Another Reason to Hate USSR

My daughter got her first tooth filling yesterday. Dang genes, I spent my whole childhood at the dentist’s and I detested sweets. My great-grandfather would try to tempt me with all kinds of sweet treats but I had zero interest. I survived on gigantic quantities of apples. Still, my teeth were atrocious.

In any case, looking at how an American pediatric dentist (a specialization that didn’t exist in the USSR) works made me hate the Soviet Union even more. Klara loved the visit so much, she’s asking when we can go again. My argument that it’s important to brush teeth to avoid cavities has lost its potency. She now thinks cavities are great.

The dentist warned me not to prepare her and not talk about it at all. “Let us do our jobs,” he said. “We know what we are doing.”

And they really do. There was no pain, no tears, everything was scripted as a game, the dentist explained everything, showed her exactly what was going to happen. Plus, there was a TV with cartoons in the ceiling. My child is screen-deprived, so the second she sees one, she’s glued to it and forgets everything else.

In the USSR, I had a dentist who hit me in the face with a fist, I had a drunken dentist, I had a dentist who terrorized me into selective mutism. It’s a different world.

7 thoughts on “Another Reason to Hate USSR”

  1. The worst US dentist I had seemed to hate children and once drilled a hole in the wrong tooth (only realizing that when I yelped in pain). Once I was taken to another and it was wonderful and begged to be taken back but he was too expensive so back to Mr Hates Kids – though he did stitch up my hand at night when I managed to slice my palm open by sticking it in a hole in the ground (with something nasty in the hole).

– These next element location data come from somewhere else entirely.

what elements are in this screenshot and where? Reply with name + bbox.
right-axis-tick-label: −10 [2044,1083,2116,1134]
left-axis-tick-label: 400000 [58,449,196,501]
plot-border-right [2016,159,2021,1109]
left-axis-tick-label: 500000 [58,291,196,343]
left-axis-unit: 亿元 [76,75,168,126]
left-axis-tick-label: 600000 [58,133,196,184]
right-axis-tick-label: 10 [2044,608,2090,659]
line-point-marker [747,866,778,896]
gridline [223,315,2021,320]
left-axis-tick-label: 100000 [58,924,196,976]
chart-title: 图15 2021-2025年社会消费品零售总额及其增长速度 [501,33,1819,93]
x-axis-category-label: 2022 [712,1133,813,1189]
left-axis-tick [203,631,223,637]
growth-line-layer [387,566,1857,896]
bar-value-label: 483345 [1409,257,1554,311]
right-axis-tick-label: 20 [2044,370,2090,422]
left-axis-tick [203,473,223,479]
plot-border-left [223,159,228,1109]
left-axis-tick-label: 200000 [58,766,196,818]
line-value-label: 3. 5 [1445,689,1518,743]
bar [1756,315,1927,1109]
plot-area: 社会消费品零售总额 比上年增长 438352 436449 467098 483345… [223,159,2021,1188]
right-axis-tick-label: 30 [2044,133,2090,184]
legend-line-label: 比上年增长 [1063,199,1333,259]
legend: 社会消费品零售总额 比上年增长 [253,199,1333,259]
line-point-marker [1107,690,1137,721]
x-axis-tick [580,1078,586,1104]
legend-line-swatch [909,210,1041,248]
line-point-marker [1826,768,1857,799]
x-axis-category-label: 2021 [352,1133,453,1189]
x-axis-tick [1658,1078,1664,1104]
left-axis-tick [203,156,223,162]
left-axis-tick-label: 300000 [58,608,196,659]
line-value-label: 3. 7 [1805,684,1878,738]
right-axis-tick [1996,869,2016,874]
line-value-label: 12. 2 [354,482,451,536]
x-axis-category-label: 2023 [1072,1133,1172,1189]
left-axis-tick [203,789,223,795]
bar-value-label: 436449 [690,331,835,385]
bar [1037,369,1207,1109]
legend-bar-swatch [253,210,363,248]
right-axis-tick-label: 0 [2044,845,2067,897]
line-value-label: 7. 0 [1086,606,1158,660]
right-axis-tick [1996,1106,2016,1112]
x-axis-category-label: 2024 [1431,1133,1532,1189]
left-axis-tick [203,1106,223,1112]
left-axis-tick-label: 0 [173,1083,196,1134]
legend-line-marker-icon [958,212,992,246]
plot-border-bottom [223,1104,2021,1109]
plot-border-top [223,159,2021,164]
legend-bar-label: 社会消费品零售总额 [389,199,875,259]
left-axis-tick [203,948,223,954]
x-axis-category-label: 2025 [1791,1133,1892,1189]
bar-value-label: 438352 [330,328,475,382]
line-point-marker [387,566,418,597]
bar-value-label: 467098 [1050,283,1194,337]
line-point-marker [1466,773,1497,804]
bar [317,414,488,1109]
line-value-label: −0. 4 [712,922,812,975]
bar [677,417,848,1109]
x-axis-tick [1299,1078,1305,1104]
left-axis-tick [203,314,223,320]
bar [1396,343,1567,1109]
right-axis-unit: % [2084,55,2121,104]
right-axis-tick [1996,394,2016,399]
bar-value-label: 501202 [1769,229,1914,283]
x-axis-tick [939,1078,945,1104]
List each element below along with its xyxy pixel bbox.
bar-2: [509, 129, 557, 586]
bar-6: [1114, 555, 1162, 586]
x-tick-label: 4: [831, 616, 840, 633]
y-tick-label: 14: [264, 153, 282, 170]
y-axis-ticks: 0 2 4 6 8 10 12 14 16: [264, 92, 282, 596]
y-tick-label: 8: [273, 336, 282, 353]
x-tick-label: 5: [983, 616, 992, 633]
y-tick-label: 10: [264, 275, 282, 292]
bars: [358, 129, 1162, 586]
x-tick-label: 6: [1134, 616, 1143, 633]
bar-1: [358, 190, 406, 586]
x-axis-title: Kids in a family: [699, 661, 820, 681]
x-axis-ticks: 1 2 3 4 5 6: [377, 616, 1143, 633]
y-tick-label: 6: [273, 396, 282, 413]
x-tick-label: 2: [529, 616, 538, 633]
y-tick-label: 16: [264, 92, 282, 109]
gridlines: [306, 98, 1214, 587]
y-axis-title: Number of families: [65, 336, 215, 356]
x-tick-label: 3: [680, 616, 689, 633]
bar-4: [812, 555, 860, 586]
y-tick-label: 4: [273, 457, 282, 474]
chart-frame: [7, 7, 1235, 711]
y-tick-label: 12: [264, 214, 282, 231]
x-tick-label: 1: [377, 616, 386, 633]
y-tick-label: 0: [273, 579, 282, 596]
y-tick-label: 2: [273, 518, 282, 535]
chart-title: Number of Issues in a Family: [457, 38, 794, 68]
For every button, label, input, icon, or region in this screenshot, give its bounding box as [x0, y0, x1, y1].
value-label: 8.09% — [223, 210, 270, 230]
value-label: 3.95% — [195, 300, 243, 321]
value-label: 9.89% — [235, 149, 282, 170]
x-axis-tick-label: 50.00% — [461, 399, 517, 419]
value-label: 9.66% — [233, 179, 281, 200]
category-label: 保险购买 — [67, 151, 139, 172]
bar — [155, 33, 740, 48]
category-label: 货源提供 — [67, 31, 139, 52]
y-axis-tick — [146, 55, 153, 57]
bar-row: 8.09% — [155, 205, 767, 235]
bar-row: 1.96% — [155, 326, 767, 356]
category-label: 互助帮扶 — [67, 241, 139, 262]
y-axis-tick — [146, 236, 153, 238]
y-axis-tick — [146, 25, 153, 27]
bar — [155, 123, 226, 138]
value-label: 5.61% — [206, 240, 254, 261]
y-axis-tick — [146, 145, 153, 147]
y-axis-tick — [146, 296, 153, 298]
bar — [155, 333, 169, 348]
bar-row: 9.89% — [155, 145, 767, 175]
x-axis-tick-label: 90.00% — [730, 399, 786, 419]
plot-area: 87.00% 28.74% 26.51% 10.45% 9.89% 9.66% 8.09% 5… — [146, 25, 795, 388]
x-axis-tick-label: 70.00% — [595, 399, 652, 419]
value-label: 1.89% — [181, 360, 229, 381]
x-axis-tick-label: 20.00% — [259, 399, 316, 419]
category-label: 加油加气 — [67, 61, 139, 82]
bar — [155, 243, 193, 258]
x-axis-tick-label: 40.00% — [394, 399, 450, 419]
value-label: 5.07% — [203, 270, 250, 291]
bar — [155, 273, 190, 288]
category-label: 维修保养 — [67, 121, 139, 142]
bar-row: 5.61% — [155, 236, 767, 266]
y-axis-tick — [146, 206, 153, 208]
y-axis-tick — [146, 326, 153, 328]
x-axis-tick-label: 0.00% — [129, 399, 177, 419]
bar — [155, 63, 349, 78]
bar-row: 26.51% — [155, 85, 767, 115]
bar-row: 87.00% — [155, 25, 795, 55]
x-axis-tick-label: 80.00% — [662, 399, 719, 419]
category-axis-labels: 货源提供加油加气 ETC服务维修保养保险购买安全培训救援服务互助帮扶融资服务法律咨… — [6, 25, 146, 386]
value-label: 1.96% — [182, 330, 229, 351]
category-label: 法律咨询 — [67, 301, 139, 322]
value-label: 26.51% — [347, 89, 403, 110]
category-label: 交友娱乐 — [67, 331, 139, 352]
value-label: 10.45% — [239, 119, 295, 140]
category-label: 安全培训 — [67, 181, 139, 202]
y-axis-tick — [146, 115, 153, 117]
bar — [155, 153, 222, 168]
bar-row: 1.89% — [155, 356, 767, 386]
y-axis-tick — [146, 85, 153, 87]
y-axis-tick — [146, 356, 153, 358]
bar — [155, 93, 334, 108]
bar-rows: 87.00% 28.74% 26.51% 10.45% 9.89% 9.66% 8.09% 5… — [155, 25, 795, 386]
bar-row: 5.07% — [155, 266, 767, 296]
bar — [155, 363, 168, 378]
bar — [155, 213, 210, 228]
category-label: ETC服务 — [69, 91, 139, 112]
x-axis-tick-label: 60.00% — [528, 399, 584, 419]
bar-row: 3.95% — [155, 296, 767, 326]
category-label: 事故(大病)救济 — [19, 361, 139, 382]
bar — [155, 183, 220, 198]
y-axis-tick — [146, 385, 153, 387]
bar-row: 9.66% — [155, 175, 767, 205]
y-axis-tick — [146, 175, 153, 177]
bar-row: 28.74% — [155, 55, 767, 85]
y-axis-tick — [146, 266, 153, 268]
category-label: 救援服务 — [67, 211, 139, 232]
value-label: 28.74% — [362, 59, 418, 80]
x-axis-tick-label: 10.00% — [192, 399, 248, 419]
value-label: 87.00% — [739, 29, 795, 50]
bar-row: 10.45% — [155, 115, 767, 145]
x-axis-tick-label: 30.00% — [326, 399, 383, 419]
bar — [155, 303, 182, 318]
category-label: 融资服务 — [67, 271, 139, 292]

    But still I feel like a wimp – I’m pretty sure in the USSR there was no novocaine…


    1. In the USSR, doctors believed that children had an extremely high pain tolerance. So I was refused Novocaine – or any anaesthetic – when I had a tonsillectomy at 5.

      Imagine getting your tonsils removed with no anaesthetic at all. I still remember how it felt.


      1. Did they actually believe that? Or was it just that kids weren’t strong enough to resist so they could save money on anaesthetic?


        1. Of course, they didn’t believe it. But the motivations weren’t economic. It was about terrorizing. The same reason why parents weren’t allowed to see their sick kids in a hospital, even very little ones.


      2. ” USSR, doctors believed that children had an extremely high pain tolerance”

        One thing I heard somewhere was that the model for medical care (like so much else in the USSR) was taken from the military and in the Soviet military the idea was that you want to make treatment as uncomfortable as possible to toughen up patients and discourage malingerers…

        Liked by 1 person

  2. Kids’ dentists used to be really bad. Didn’t use novocaine in US (among other problems) and I’m permanently traumatized. Younger dentists don’t understand it, don’t have my memories, can’t figure it out from any kind of personal experience, although they’ve heard.